PhD student in Validating Software Restructurings

Updated: 2 months ago
Job Type: Temporary
Deadline: 17 May 2020

Project: Programming and Validating Software Restructurings

Legacy software is the result of years of accumulated investment, leading to code bases that are complex, poorly documented, and hard to modify. The maintenance effort for legacy code bases is significant. In fact, maintenance dominates the software development budget over the lifetime of a software system. To keep up the rate of innovation, software engineers should be enabled to make large-scale code restructurings efficiently and systematically to reduce complexity of the code. Modern integrated development environments such as Visual Studio and Eclipse support a fixed set of automated refactoring's, i.e., transformations that improve the structure of existing code while preserving its behavior. Such refactoring's are useful, but they are insufficient for the majority of maintenance restructurings, which require the ability to define custom, project specific transformations. Moreover large-scale restructurings do not have to be universally applicable, software engineers should instead be able to validate their correctness in the context of the project under consideration.

The goal of this project is to develop a language parametric framework that supports software engineers to define custom, project-specific software restructurings that can be automatically applied at scale to large code bases, and that supports the validation of the correctness of (the result of) restructurings. We will combine our expertise in language engineering and verification to develop a framework consisting of the following components: (1) A language parametric program model with graph-based semantic models including data-flow, control-flow, and name binding for executing large-scale restructurings of software projects with extraction from and rendering to program texts. (2) A domain-specific language for defining custom restructurings in terms of the concrete syntax of the language under transformation, operating on the semantic program model. (3) Techniques for validating the correctness of (the results of) restructurings, including static checks of safety properties on restructuring specifications, and post-translation validation of structural and behavioral properties of the program after restructuring. We will evaluate the framework by instantiating it to the C++ language, and applying it to restructuring case studies from the C++ code base of Philips.

Project Organization

The project is a collaboration between TU Delft, TU Eindhoven, TNO/ESI, and Philips Healthcare and funded by a project in the NWO/TTW Mastering Complexity (MasCot) program.

The project has funding for three PhD students, two at TU Delft and one at TU Eindhoven.
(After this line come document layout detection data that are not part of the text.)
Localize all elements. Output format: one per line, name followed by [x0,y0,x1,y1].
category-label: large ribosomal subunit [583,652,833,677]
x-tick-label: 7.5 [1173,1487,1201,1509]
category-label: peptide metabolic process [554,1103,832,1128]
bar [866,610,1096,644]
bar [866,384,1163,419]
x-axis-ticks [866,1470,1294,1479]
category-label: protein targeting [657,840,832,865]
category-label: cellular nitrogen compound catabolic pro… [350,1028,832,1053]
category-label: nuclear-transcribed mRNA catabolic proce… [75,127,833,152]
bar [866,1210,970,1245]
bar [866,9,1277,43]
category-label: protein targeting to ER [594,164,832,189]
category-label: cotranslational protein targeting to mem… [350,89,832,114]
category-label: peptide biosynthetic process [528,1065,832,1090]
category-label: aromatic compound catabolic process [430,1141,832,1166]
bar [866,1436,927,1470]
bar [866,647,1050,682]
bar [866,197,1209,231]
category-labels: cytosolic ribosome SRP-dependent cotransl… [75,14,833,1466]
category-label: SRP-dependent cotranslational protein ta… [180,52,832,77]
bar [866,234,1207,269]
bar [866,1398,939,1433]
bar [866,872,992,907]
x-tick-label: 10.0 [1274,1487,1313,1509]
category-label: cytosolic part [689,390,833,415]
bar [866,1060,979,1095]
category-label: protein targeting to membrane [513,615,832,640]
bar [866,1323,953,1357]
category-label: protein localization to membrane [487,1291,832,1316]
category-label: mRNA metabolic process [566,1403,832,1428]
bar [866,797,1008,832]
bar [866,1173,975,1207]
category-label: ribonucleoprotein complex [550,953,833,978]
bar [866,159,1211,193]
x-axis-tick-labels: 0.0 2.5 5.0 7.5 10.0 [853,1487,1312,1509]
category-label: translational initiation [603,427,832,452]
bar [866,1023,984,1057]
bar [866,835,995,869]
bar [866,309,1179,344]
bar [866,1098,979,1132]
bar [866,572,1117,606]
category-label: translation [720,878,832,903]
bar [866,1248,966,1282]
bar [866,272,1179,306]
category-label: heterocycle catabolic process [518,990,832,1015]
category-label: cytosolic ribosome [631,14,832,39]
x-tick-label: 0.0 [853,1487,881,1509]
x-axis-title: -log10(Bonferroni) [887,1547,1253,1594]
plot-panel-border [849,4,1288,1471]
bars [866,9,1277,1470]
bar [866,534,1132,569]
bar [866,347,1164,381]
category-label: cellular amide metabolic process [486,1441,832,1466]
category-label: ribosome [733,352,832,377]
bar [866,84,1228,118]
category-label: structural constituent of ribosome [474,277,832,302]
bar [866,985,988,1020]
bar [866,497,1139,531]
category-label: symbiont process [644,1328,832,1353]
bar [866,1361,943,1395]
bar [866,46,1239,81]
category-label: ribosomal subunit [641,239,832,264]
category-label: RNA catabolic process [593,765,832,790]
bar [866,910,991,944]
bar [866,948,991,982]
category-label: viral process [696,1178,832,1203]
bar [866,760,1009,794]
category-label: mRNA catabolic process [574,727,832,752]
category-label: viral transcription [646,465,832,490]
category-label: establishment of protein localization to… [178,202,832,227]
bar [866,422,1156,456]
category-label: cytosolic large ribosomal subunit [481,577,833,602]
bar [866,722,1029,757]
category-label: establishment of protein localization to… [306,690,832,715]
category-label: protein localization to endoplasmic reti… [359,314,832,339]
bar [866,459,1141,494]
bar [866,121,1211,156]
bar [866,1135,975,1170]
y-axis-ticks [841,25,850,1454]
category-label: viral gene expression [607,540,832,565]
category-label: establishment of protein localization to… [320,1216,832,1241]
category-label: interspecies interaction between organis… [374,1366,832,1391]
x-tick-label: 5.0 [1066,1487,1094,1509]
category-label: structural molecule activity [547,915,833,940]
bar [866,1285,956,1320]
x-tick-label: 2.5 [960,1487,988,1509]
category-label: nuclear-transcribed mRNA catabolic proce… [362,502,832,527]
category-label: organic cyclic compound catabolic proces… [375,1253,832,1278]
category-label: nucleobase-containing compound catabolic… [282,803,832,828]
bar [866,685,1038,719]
All PhD students will work two days per week on site at Philips Healthcare in Best to explore software restructuring requirements and test solutions in practice.

TU/e Job Description

The Formal System Analysis (FSA) group at Eindhoven University of Technology has a long-standing reputation in DSL design and its verification. The group is well-known for its mCRL2 toolset, which is also used as a verification backend of many industrial development languages.

We are seeking a PhD student to join the research group to validate both the software restructurings developed during the project, as well as to validate software after restructuring. The main lines of research in this project are the post-translation validation of behavior of the software, possibly based on state transition graphs extracted from LLVM-IR, and the automated generation of test cases from such models using model-based test techniques.

We are looking for enthusiastic candidates who can contribute to the development of theoretical foundation, design and implementation of new validation techniques in the mCRL2 toolset, and the evaluation of these techniques in case studies.

The work in the project is supervised by Jan Friso Groote and Jeroen Keiren. The PhD student will collaborate with the PhD students from TU Delft, with co-applicants Eelco Visser and Casper Bach Poulsen at TU Delft, and Arjan Mooij from TNO/ESI.